Lee la columna de opinión de Danna Hernández

Por Danna Hernández

Hay días en que las cosas no tendrán sentido, en los que sientes que la vida va “patas arriba”, donde todo parece estar retrocediendo… y no hablo de todos los planetas retrógrados. La vida siempre nos presentará oportunidades para evaluarnos y replantear nuestras realidades si decidimos mirar con ojos abiertos. Cada puerta que se cierra es una invitación a algo mejor. Hay un refrán que dice “rejection is just redirection”. Aunque a veces no veamos o no queramos ver, la luz al final del túnel siempre se pone mejor. Deja de lamentarte por lo que fue e invierte todas esas energías organizando y planificando para lo que puede ser.

Todo es cuestión de perspectiva y la tuya es la más importante cuando se trata de ti y tus procesos. De la manera en que te miras, te tratas y te mimas es como el mundo te responderá. La vida no responde a palabras, responde a intención, acción y energía. Todos tenemos nuestra historia y tu eres responsable por la tuya. Tu vida es un canvas y tú decides como pintarlo. Para observar cambios verdaderos tenemos que comenzar con nosotros mismos y como nos hablamos. Piénsalo. Si tu hermana menor, tu mejor amiga o tu hija vinieran a donde ti a sabotearse, ¿Qué les dirías? ¿Confirmarías todas sus criticas o les harías ver los mujerones que son? Háblate con amor, con compasión y celebra tus pequeños avances por más simples que sean. El éxito es la suma de pequeños hábitos y momentos que se fueron sumando hasta cumplir con el resultado deseado. 
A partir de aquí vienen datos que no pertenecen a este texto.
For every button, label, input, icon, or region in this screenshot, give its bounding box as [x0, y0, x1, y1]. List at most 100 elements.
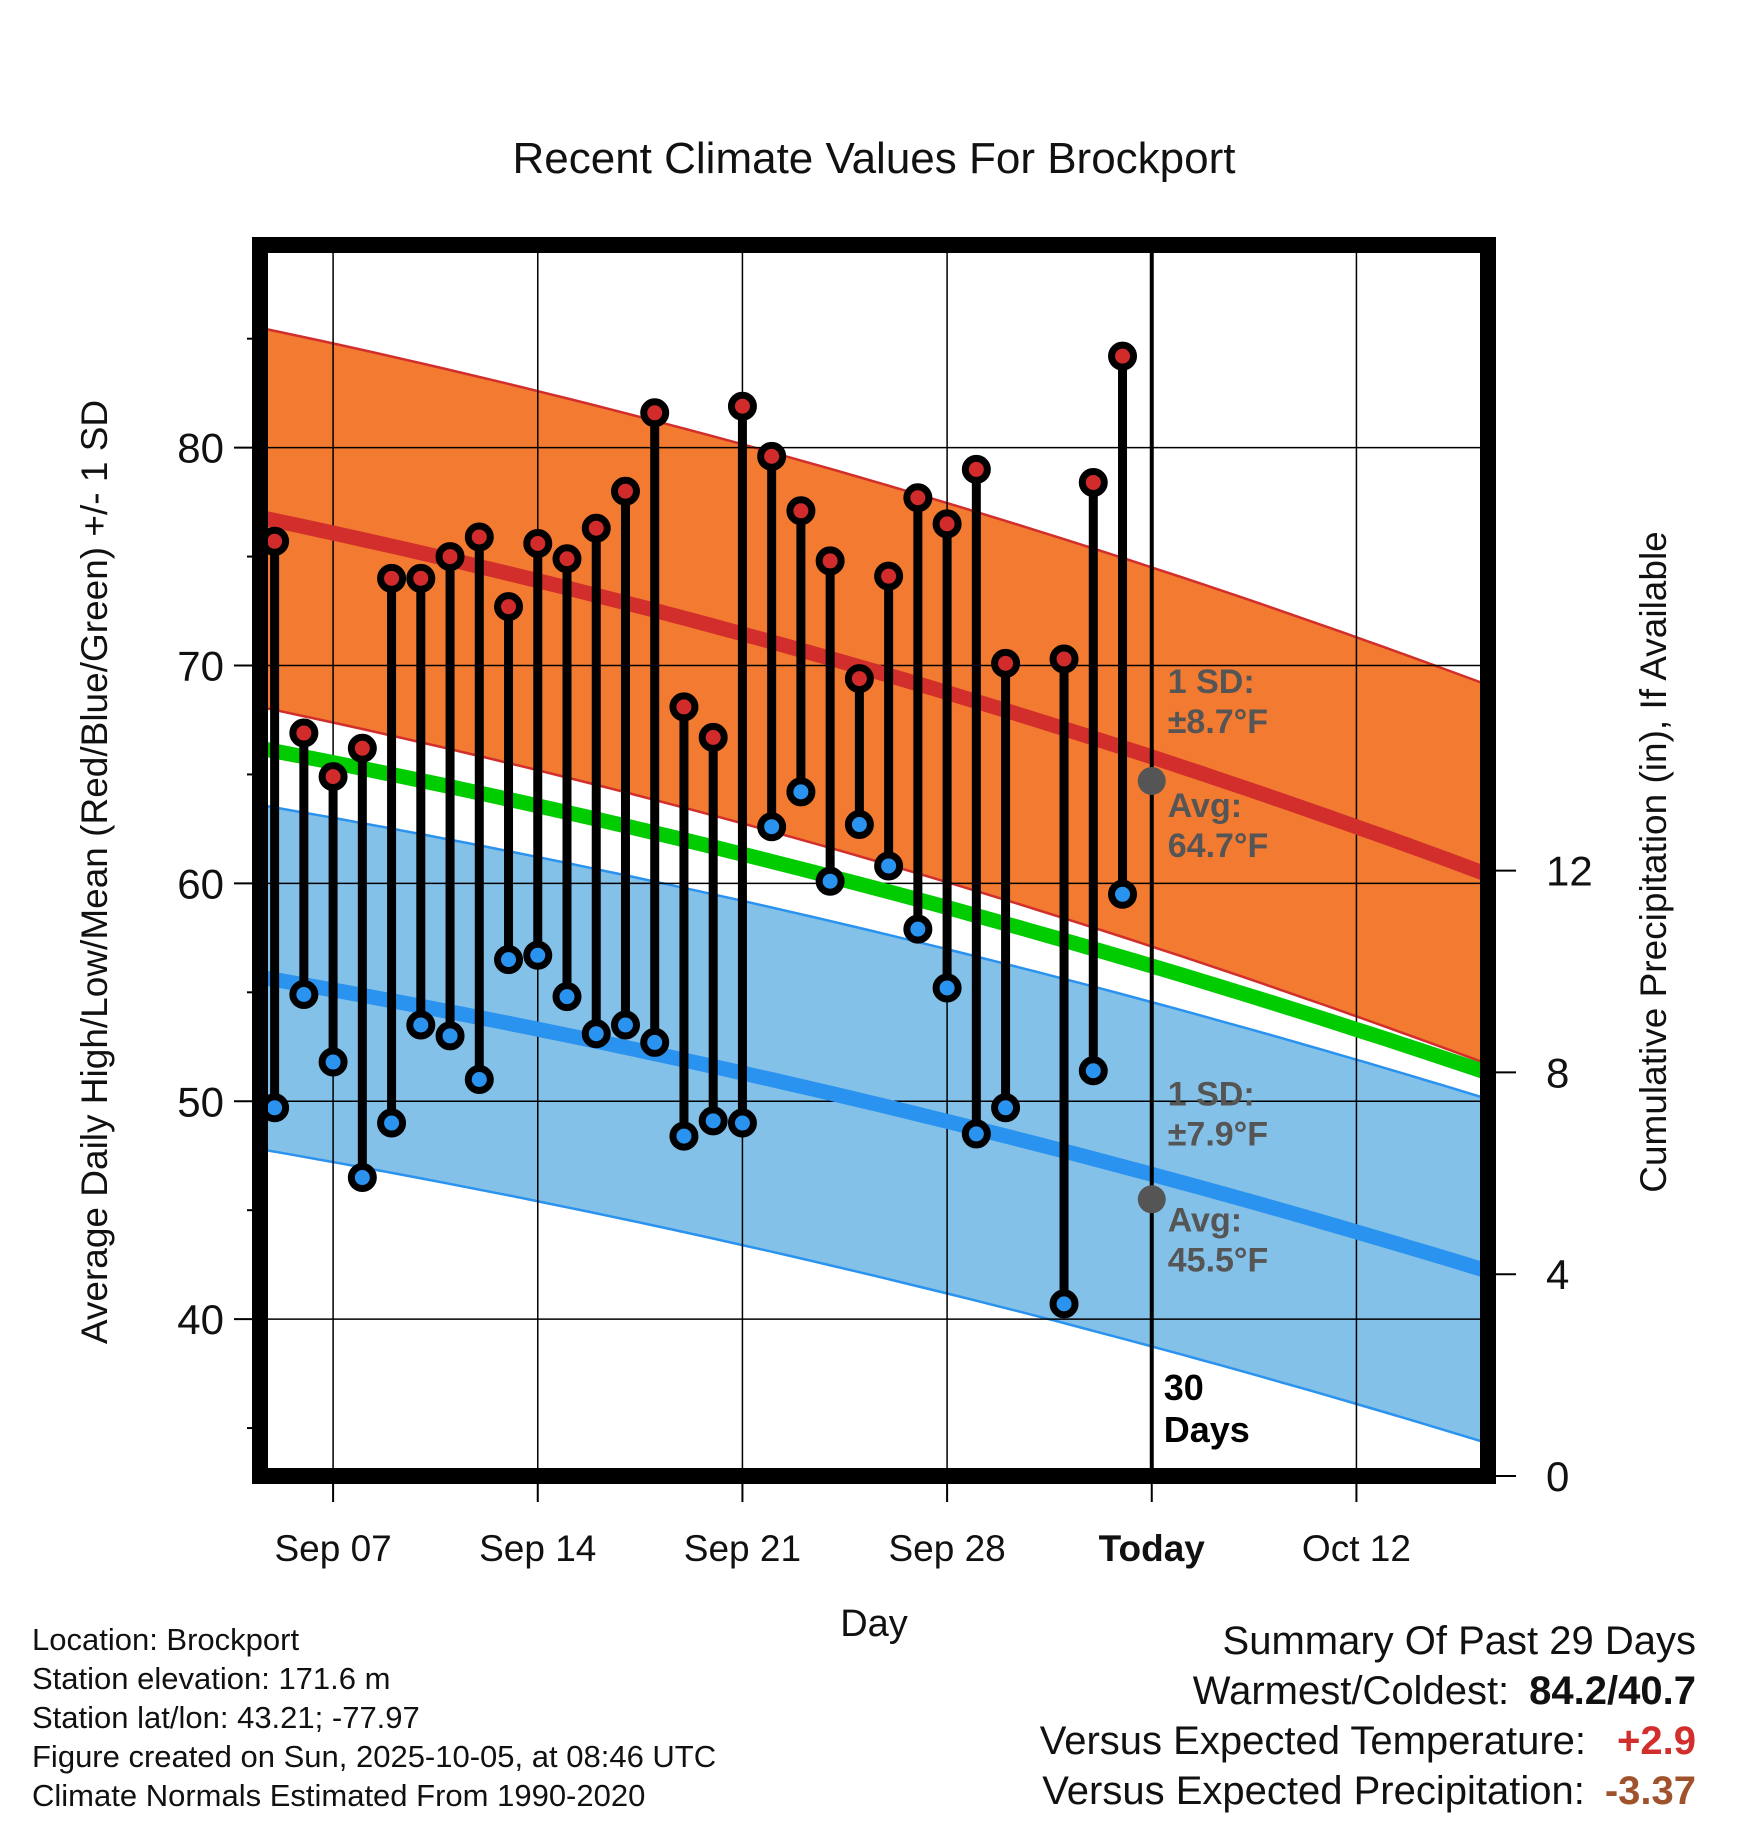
today-avg-low-marker: [1137, 1185, 1166, 1214]
daily-low-point: [1078, 1056, 1108, 1086]
daily-high-point: [727, 391, 757, 421]
daily-high-point: [435, 542, 465, 572]
high-sd-band: [260, 327, 1488, 1065]
daily-low-point: [786, 777, 816, 807]
y-tick-label: 50: [177, 1078, 224, 1125]
normals-text: Climate Normals Estimated From 1990-2020: [32, 1778, 646, 1813]
high-sd-value: ±8.7°F: [1168, 703, 1268, 741]
daily-low-point: [815, 866, 845, 896]
chart-title: Recent Climate Values For Brockport: [512, 134, 1235, 183]
daily-low-point: [464, 1064, 494, 1094]
latlon-text: Station lat/lon: 43.21; -77.97: [32, 1700, 420, 1735]
daily-low-point: [991, 1093, 1021, 1123]
normal-low-line: [260, 969, 1488, 1279]
daily-high-point: [1078, 467, 1108, 497]
low-sd-value: ±7.9°F: [1168, 1115, 1268, 1153]
warm-cold-label: Warmest/Coldest:: [1192, 1669, 1510, 1713]
daily-high-point: [932, 509, 962, 539]
normal-mean-line: [260, 740, 1488, 1081]
low-sd-upper-line: [260, 803, 1488, 1101]
station-info: Location: Brockport Station elevation: 1…: [32, 1620, 716, 1815]
temp-label: Versus Expected Temperature:: [1039, 1719, 1586, 1763]
plot-inner: [260, 245, 1488, 1476]
daily-high-point: [844, 664, 874, 694]
daily-low-point: [727, 1108, 757, 1138]
y2-tick-label: 4: [1546, 1251, 1569, 1298]
summary-title: Summary Of Past 29 Days: [1222, 1619, 1696, 1663]
precip-label: Versus Expected Precipitation:: [1042, 1769, 1585, 1813]
high-sd-upper-line: [260, 326, 1488, 687]
daily-low-point: [377, 1108, 407, 1138]
daily-low-point: [494, 945, 524, 975]
daily-high-point: [347, 733, 377, 763]
daily-low-point: [1108, 879, 1138, 909]
daily-high-point: [523, 528, 553, 558]
daily-high-point: [757, 441, 787, 471]
daily-low-point: [961, 1119, 991, 1149]
daily-low-point: [1049, 1289, 1079, 1319]
y2-tick-label: 0: [1546, 1453, 1569, 1500]
high-avg-label: Avg:: [1168, 787, 1242, 825]
daily-low-point: [406, 1010, 436, 1040]
y2-tick-label: 8: [1546, 1049, 1569, 1096]
daily-high-point: [318, 762, 348, 792]
daily-low-point: [757, 812, 787, 842]
days-count-label: 30: [1164, 1367, 1204, 1408]
high-sd-label: 1 SD:: [1168, 663, 1255, 701]
daily-high-point: [406, 563, 436, 593]
daily-high-point: [698, 722, 728, 752]
daily-high-point: [552, 544, 582, 574]
low-sd-label: 1 SD:: [1168, 1075, 1255, 1113]
daily-high-point: [669, 692, 699, 722]
daily-low-point: [552, 982, 582, 1012]
low-sd-lower-line: [260, 1147, 1488, 1445]
daily-high-point: [289, 718, 319, 748]
y2-tick-label: 12: [1546, 848, 1593, 895]
daily-high-point: [786, 496, 816, 526]
x-tick-label: Oct 12: [1302, 1528, 1411, 1569]
daily-high-point: [464, 522, 494, 552]
x-axis-label: Day: [840, 1603, 908, 1645]
low-avg-value: 45.5°F: [1168, 1241, 1269, 1279]
daily-high-point: [377, 563, 407, 593]
daily-high-point: [640, 398, 670, 428]
daily-high-point: [961, 454, 991, 484]
summary-precip: Versus Expected Precipitation: -3.37: [1040, 1766, 1696, 1816]
summary-temp: Versus Expected Temperature: +2.9: [1040, 1716, 1696, 1766]
precip-value: -3.37: [1604, 1769, 1696, 1813]
plot-frame: [252, 237, 1496, 1484]
x-tick-label-today: Today: [1099, 1528, 1206, 1569]
y-axis-label: Average Daily High/Low/Mean (Red/Blue/Gr…: [74, 400, 115, 1344]
daily-high-point: [581, 513, 611, 543]
y-tick-label: 60: [177, 860, 224, 907]
daily-low-point: [289, 979, 319, 1009]
summary-panel: Summary Of Past 29 Days Warmest/Coldest:…: [1040, 1616, 1696, 1816]
daily-low-point: [698, 1106, 728, 1136]
temp-value: +2.9: [1617, 1719, 1696, 1763]
daily-low-point: [581, 1019, 611, 1049]
daily-high-point: [874, 561, 904, 591]
daily-high-point: [815, 546, 845, 576]
days-word-label: Days: [1164, 1409, 1250, 1450]
daily-low-point: [610, 1010, 640, 1040]
daily-high-point: [1049, 644, 1079, 674]
daily-low-point: [844, 810, 874, 840]
y-tick-label: 40: [177, 1296, 224, 1343]
daily-low-point: [932, 973, 962, 1003]
y2-axis-label: Cumulative Precipitation (in), If Availa…: [1633, 531, 1674, 1193]
y-tick-label: 70: [177, 643, 224, 690]
daily-high-point: [494, 592, 524, 622]
y-tick-label: 80: [177, 425, 224, 472]
daily-high-point: [991, 648, 1021, 678]
x-tick-label: Sep 21: [684, 1528, 801, 1569]
daily-low-point: [669, 1121, 699, 1151]
daily-low-point: [435, 1021, 465, 1051]
x-tick-label: Sep 28: [888, 1528, 1005, 1569]
x-tick-label: Sep 07: [274, 1528, 391, 1569]
daily-low-point: [347, 1163, 377, 1193]
created-text: Figure created on Sun, 2025-10-05, at 08…: [32, 1739, 717, 1774]
low-avg-label: Avg:: [1168, 1201, 1242, 1239]
daily-low-point: [523, 940, 553, 970]
daily-high-point: [1108, 341, 1138, 371]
Dentro de ti existe un niño/a interior que solo quiere ser celebrada, aceptada y validada por ti. Existen distracciones y distintas maneras de buscar aprobación y satisfacción momentánea fuera de ti, pero te prometo que será muy efímero y jamás llenará los vacíos que solo tú puedes. Regálate todo eso que indudablemente le regalas a los demás, dale el beneficio de la vida a tu historia y confía en el plan. Date el permiso de celebrar tus avances y tus procesos sin cuestionarlo todo. Vive, ríe, llora si es necesario, vuelve a reir, respira, celebra… ¡estás viva/o!